Can Congress and the White House still agree deals, or has the bitter Republican-Democrat divide brought American democracy to a halt? Washington politics has become harder, he acknowledged. “In the entire 19th century, there were 16 filibusters in the Senate—that’s one every six and a half years,” he noted. “In my last two years as majority leader we had to file petitions to end filibusters 75 times.” “The Republicans have stated publicly that their number one goal is to defeat Obama and what that has meant, of course, has been to oppose and obstruct any initiatives of his,” he added.

But he says that pessimism is overdone. “Much the same was said in the early years of our country’s history and was repeated in the events that led to the Civil War, repeated again during the first world war, repeated again during the Depression and the time of [Franklin Delano] Roosevelt,” he said. “In each case there were very serious challenges and they were ultimately overcome.
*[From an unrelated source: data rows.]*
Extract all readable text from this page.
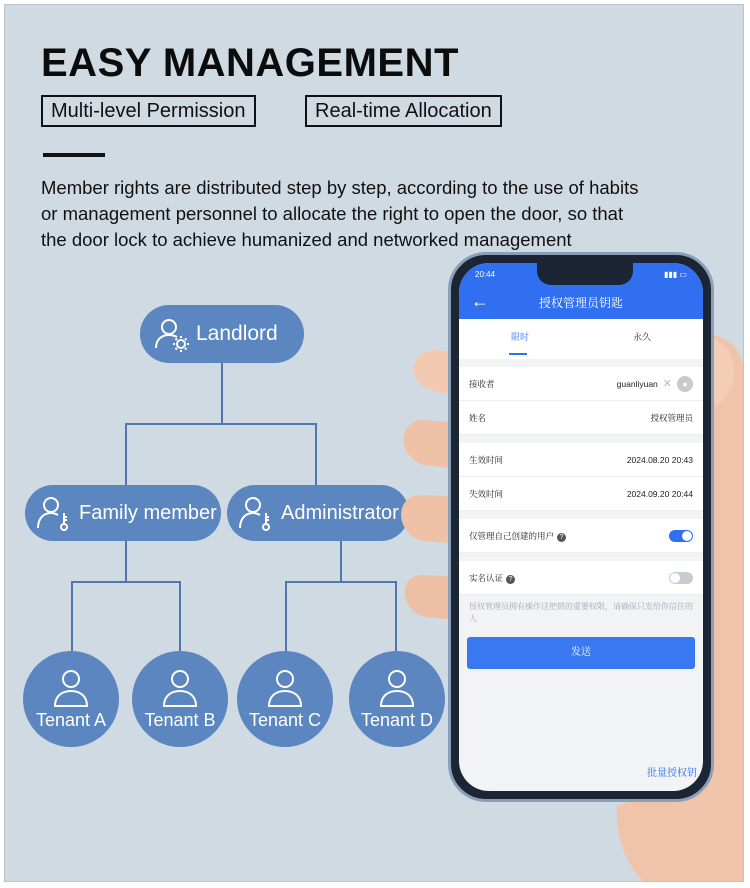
EASY MANAGEMENT
Multi-level Permission	Real-time Allocation
Member rights are distributed step by step, according to the use of habits or management personnel to allocate the right to open the door, so that the door lock to achieve humanized and networked management
Landlord
Family member	Administrator
Tenant A Tenant B Tenant C Tenant D
20:44	▮▮▮ ▭
←	授权管理员钥匙
限时	永久
接收者	guanliyuan ✕	●
姓名	授权管理员
生效时间	2024.08.20 20:43
失效时间	2024.09.20 20:44
仅管理自己创建的用户 ?
实名认证 ?
授权管理员拥有操作这把锁的重要权限，请确保只发给你信任的人
发送
批量授权钥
But democracy can be at times slow moving and messy, particularly when the people themselves are divided, and there is no doubt that the American people are divided.”

He added: “My hope is that after the election there will be a sense of greater realism on both sides” and that the US will avoid the automatic cuts in spending that might be triggered at the end of the year.

He denied that his time as Middle East envoy felt like failure. “We made our best effort and did not achieve the desired result, but that’s been true for the entire 60 years of this conflict. There have been ten presidents, 19 secretaries of state and innumerable envoys and innumerable Israeli leaders, and all have been unable to bring about a resolution to the conflict. But I remain hopeful because I think it’s so much in the interest of both sides to reach agreement.”

He acknowledged, though, that “the time is fast approaching” when a resolution may be impossible. Israel “faces a demographic tipping point. The most recent analysis I’ve seen suggests that by somewhere between 2015 and 2020 the number of Arabs will exceed the number of Jews. When that occurs, Israel will face the awful choice which they should not have to face of either being a democratic state or a Jewish state. Once the two-state solution [to the conflict with Palestinians] is lost it cannot be both.”